Fino a quando la scuola e il mondo del lavoro non saranno capaci di accogliere realmente la diversità, non cambierà nulla. A niente serviranno i corsi di “addestramento” per diventare bravi impiegati, a cui alcuni di noi vengono sottoposti, se poi sul lavoro verremo mandati in burnout da un ambiente inospitale che non tiene in considerazione le difficoltà altrui perché, siamo onesti, qualsiasi cosa ci venga concessa per farci funzionare meglio (e per rendere di più, tra l’altro) viene visto dai colleghi come un privilegio, come qualcosa che a loro verrebbe tolto.

Perché lui deve lavorare da casa e io no? Perché lei deve avere l’ufficio per conto suo e io no? Perché a loro viene concesso di uscire dall’aula per calmarsi e noi dobbiamo rimanere ad ascoltare le lezioni? È bello che ci siano tante persone giuste, intelligenti e aperte verso le differenze, ma in molti casi non è così.

Fino a quando il nostro diverso funzionamento verrà interpretato come un capriccio, non cambierà nulla.

E nessuno venga a dirmi che non è così, perché solo noi sappiamo quanto questo accada ogni singolo giorno.

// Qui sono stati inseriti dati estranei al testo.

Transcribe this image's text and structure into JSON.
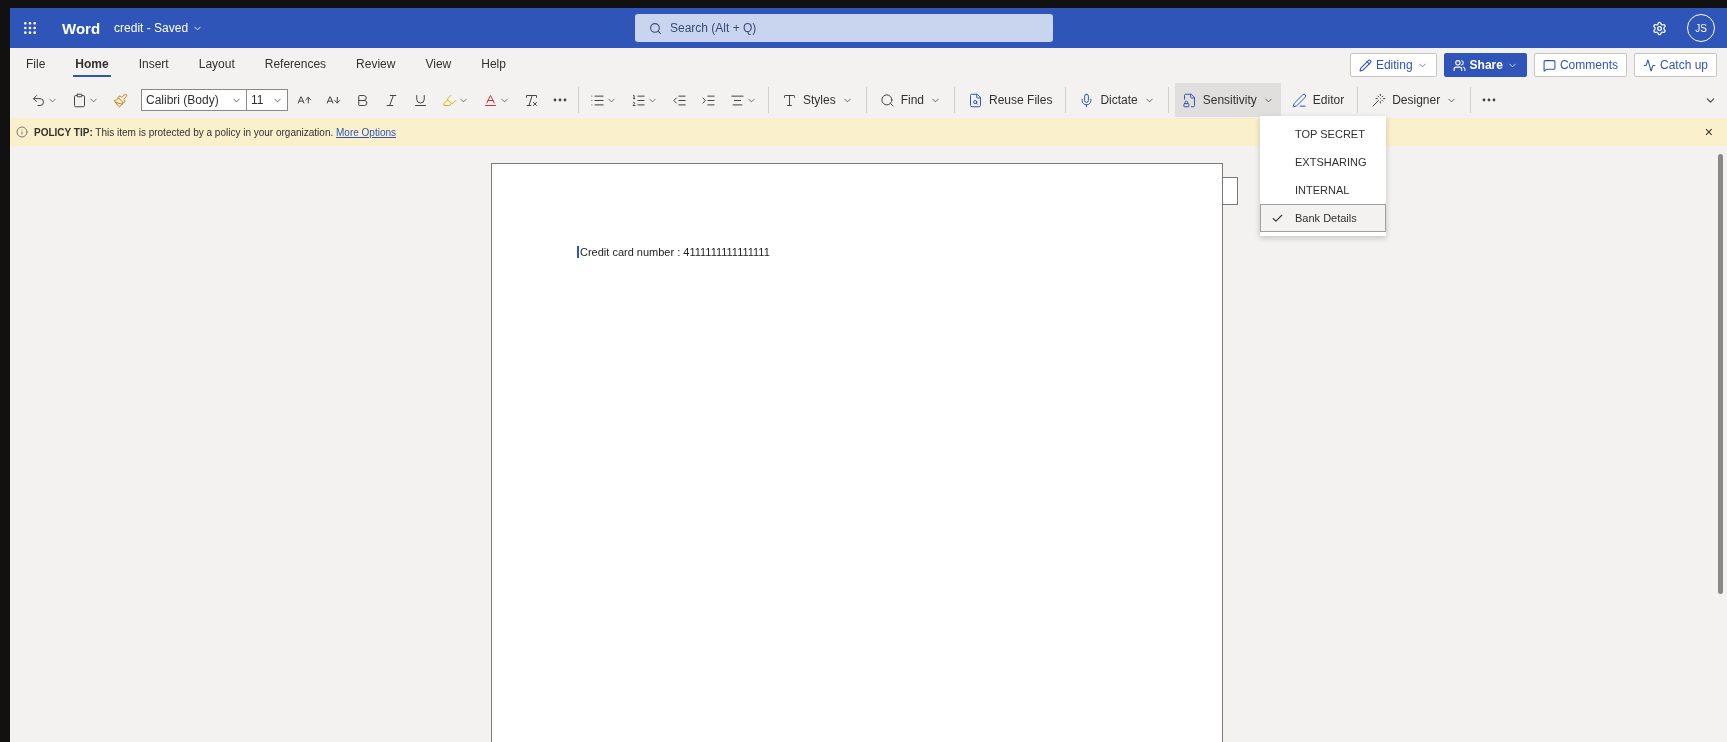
{
  "top_bar": {
    "app_name": "Word",
    "document": "credit",
    "status": "- Saved",
    "search_placeholder": "Search (Alt + Q)",
    "initials": "JS"
  },
  "menu_tabs": [
    {
      "label": "File",
      "selected": false
    },
    {
      "label": "Home",
      "selected": true
    },
    {
      "label": "Insert",
      "selected": false
    },
    {
      "label": "Layout",
      "selected": false
    },
    {
      "label": "References",
      "selected": false
    },
    {
      "label": "Review",
      "selected": false
    },
    {
      "label": "View",
      "selected": false
    },
    {
      "label": "Help",
      "selected": false
    }
  ],
  "actions": [
    {
      "kind": "mode",
      "label": "Editing"
    },
    {
      "kind": "primary",
      "label": "Share"
    },
    {
      "kind": "comments",
      "label": "Comments"
    },
    {
      "kind": "catchup",
      "label": "Catch up"
    }
  ],
  "ribbon": [
    {
      "kind": "undo"
    },
    {
      "kind": "clipboard"
    },
    {
      "kind": "painter"
    },
    {
      "kind": "font",
      "value": "Calibri (Body)"
    },
    {
      "kind": "size",
      "value": "11"
    },
    {
      "kind": "grow"
    },
    {
      "kind": "shrink"
    },
    {
      "kind": "bold"
    },
    {
      "kind": "italic"
    },
    {
      "kind": "underline"
    },
    {
      "kind": "highlight"
    },
    {
      "kind": "fontcolor"
    },
    {
      "kind": "clear"
    },
    {
      "kind": "more"
    },
    {
      "kind": "separator"
    },
    {
      "kind": "bullets"
    },
    {
      "kind": "numbering"
    },
    {
      "kind": "outdent"
    },
    {
      "kind": "indent"
    },
    {
      "kind": "align"
    },
    {
      "kind": "separator"
    },
    {
      "kind": "styles",
      "label": "Styles",
      "expanded": false
    },
    {
      "kind": "separator"
    },
    {
      "kind": "find",
      "label": "Find",
      "expanded": false
    },
    {
      "kind": "separator"
    },
    {
      "kind": "reuse",
      "label": "Reuse Files",
      "expanded": false
    },
    {
      "kind": "separator"
    },
    {
      "kind": "dictate",
      "label": "Dictate",
      "expanded": false
    },
    {
      "kind": "separator"
    },
    {
      "kind": "sensitivity",
      "label": "Sensitivity",
      "expanded": true
    },
    {
      "kind": "editor",
      "label": "Editor",
      "expanded": false
    },
    {
      "kind": "separator"
    },
    {
      "kind": "designer",
      "label": "Designer",
      "expanded": false
    },
    {
      "kind": "separator"
    },
    {
      "kind": "more"
    }
  ],
  "policy_tip": {
    "label": "POLICY TIP:",
    "text": "This item is protected by a policy in your organization.",
    "link": "More Options",
    "close": "×"
  },
  "sensitivity_menu": [
    {
      "label": "TOP SECRET",
      "selected": false
    },
    {
      "label": "EXTSHARING",
      "selected": false
    },
    {
      "label": "INTERNAL",
      "selected": false
    },
    {
      "label": "Bank Details",
      "selected": true
    }
  ],
  "document": {
    "text": "Credit card number : 4111111111111111"
  }
}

Il dolore lo proviamo noi, quando sull’orlo del baratro ci viene detto di smetterla di fare tante storie, che sono tutte scemenze. Le lacrime ce le ingoiamo noi, giorno dopo giorno, anno dopo anno, lavoro dopo lavoro, perché tanto non si vede, che sarà mai, sono tutte sciocchezze.

I bambini autistici prima o poi cresceranno.

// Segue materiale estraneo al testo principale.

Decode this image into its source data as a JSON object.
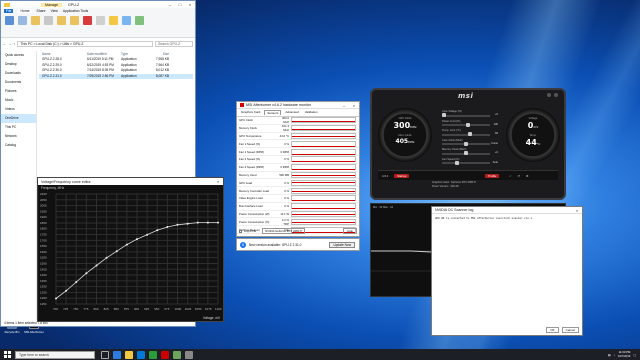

Molti di quei bambini sono già adulti adesso. In tanti proviamo a farci sentire, a spiegare cosa voglia dire vivere come un alieno su un pianeta sconosciuto, cercando di passare per umani ogni mattina fino a che le forze non vengono meno.

Una scuola e un luogo di lavoro in cui ciascuno possa serenamente esprimere il proprio essere anche per dare il meglio di sé, sono il presupposto senza il quale nessuna società può dirsi veramente giusta e civile.

NOTE:

[1] Stevenson, J. L., Harp, B., & Gernsbacher, M. A. (2011). Infantilizing Autism. Disability studies quarterly, 31(3), dsq-sds.org/article/view/1675/1596. https://doi.org/10.18061/dsq.v31i3.1675

[2] Il DSM-5 avverte i clinici di questa possibilità quando al punto C. dice: I sintomi devono essere presenti nell’infanzia, ma possono manifestarsi pienamente solo quando le richieste sociali eccedono le capacità limitate.